None of these thoughts calm me. I stalk the apartment like a caged animal. Even though I’ve been up all night, I don’t bother going to bed, because I know I won’t be able to sleep. I try a shower, but that doesn’t relax me, either. When I get out of the steamy bathroom, I yank on a pair of a jeans and a sweater, and then I go back downstairs and get the building valet to bring my car around again.
The drive is less than an hour, but it’s one I almost never make. Once a year only.
I’m not prepared this time around, but I hate to go empty-handed. When I get to Scarsdale, I try to find an open flower shop. That, of course, makes me think of Blake and her family’s store in Connecticut. So instead, I pull into the parking lot of a twenty-four-hour grocery store. This’ll do. I pick out the nicest bouquet they have — which is surprisingly nice for a grocery store, actually. Even if it does have carnations in it.
Twenty minutes later, I’m at the Mount Pleasant Cemetery. Yeah, the irony of the name isn’t lost on me. It’s not a mount, nor is it particu
larly pleasant. Although this morning, with a chill in the air and the sun over the horizon, it isn’t unpleasant either. It’s quiet at this time of day. There’s no one here but me and a groundskeeper, and he’s way over on the other side of the cemetery, half a mile away.
I walk along the main paved path, towards the south-east corner. Laura’s family had a plot here — her parents had bought space for themselves, in the anticipation of their eventual deaths. They’d wanted to be prepared. I’m sure they never expected to be using one of the spaces for their only daughter.
I find the stone easily enough. Even though I only come here once a year, the pattern of the place is imprinted on my memory. The grass is clipped neatly, and the stone still looks pristine, even after eight years. There’s a bouquet already sitting in front of the headstone — white-blue hydrangeas, Laura’s favorite. From her mother, no doubt.

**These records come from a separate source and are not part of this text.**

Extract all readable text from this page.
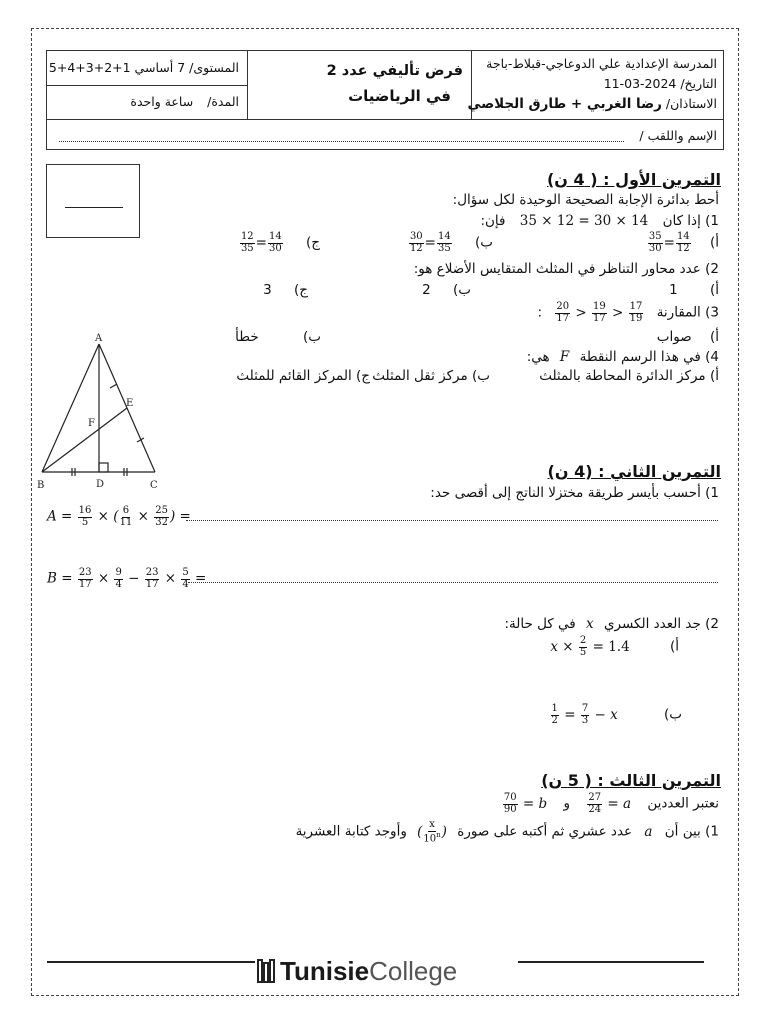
المدرسة الإعدادية علي الدوعاجي-قبلاط-باجة
التاريخ/ 2024-03-11
الاستاذان/ رضا الغربي + طارق الجلاصي
فرض تأليفي عدد 2
في الرياضيات
المستوى/ 7 أساسي 1+2+3+4+5
المدة/ ساعة واحدة
الإسم واللقب /
التمرين الأول : ( 4 ن)
أحط بدائرة الإجابة الصحيحة الوحيدة لكل سؤال:
1) إذا كان 14 × 30 = 12 × 35 فإن:
أ)
$\frac{14}{12}$
=
$\frac{35}{30}$
ب)
$\frac{14}{35}$
=
$\frac{30}{12}$
ج)
$\frac{14}{30}$
=
$\frac{12}{35}$
2) عدد محاور التناظر في المثلث المتقايس الأضلاع هو:
أ) 1
ب) 2
ج) 3
3) المقارنة
$\frac{17}{19}$
<
$\frac{19}{17}$
<
$\frac{20}{17}$
:
أ) صواب
ب) خطأ
4) في هذا الرسم النقطة F هي:
أ) مركز الدائرة المحاطة بالمثلث
ب) مركز ثقل المثلث
ج) المركز القائم للمثلث
A
B	C
D
E
F
التمرين الثاني : (4 ن)
1) أحسب بأيسر طريقة مختزلا الناتج إلى أقصى حد:
$A = \frac{16}{5}$ × ( $\frac{6}{11} \times \frac{25}{32}$ ) =
$B = \frac{23}{17} \times \frac{9}{4} - \frac{23}{17} \times \frac{5}{4}$ =
2) جد العدد الكسري x في كل حالة:
أ) $x \times \frac{2}{5} = 1.4$
ب) x −
$\frac{7}{3}$
=
$\frac{1}{2}$
التمرين الثالث : ( 5 ن)
نعتبر العددين a =
$\frac{27}{24}$
و b =
$\frac{70}{90}$
1) بين أن a عدد عشري ثم أكتبه على صورة (
$\frac{x}{10^n}$
) وأوجد كتابة العشرية
TunisieCollege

She must still come every week. The flowers are a bit limp from the overnight chill, but otherwise look fresh.
“I’m sorry about the carnations.” My voice in the early morning air sounds husky. I set the flowers down next to the others. Despite the carnations, the arrangement is cheerful looking — pink roses, yellow lilies, something bright and red and bursting. And of course, the carnations. Relatively unobtrusive, in the grand scheme of things. Laura would have laughed.
The sound of a weed whacker kicks up, and I glance over to where the groundskeeper is working. He sees me and lifts one hand in greeting. I do the same. Then I sit, my back propped up against Laura’s headstone.

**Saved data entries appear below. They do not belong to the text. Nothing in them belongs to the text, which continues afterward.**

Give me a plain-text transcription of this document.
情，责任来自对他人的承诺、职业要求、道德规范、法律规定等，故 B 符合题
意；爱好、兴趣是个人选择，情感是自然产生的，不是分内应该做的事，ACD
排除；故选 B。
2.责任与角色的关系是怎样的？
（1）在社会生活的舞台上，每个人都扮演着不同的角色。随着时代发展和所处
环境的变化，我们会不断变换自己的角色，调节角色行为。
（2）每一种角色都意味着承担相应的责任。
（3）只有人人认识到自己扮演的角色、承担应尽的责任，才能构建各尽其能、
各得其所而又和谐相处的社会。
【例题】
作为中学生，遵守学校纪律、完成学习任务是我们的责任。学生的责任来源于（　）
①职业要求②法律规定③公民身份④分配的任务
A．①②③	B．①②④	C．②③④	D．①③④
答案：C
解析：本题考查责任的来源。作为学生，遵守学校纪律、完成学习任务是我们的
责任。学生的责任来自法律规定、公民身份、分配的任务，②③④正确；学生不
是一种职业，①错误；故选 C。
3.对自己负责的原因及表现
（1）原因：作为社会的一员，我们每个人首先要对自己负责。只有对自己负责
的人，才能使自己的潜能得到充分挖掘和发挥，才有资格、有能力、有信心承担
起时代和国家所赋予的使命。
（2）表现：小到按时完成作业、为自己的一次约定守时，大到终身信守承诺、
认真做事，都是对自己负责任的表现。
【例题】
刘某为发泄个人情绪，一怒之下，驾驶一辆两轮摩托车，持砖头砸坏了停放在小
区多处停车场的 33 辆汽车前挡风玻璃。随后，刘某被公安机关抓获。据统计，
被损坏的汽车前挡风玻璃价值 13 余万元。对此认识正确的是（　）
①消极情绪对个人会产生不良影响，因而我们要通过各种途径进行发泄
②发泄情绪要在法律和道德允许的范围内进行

For awhile, I don’t say anything. I’ve never known what to say. Even when Laura first got sick, I didn’t say much. I couldn’t. I channeled all my energy and questions into work. Work was something I understood. Something I could control.
After she died, I got quieter still, and for the last few years, all those voices inside me have been deadly silent. I became even more driven, even more ruthless, even more closed off to everything and everyone around me.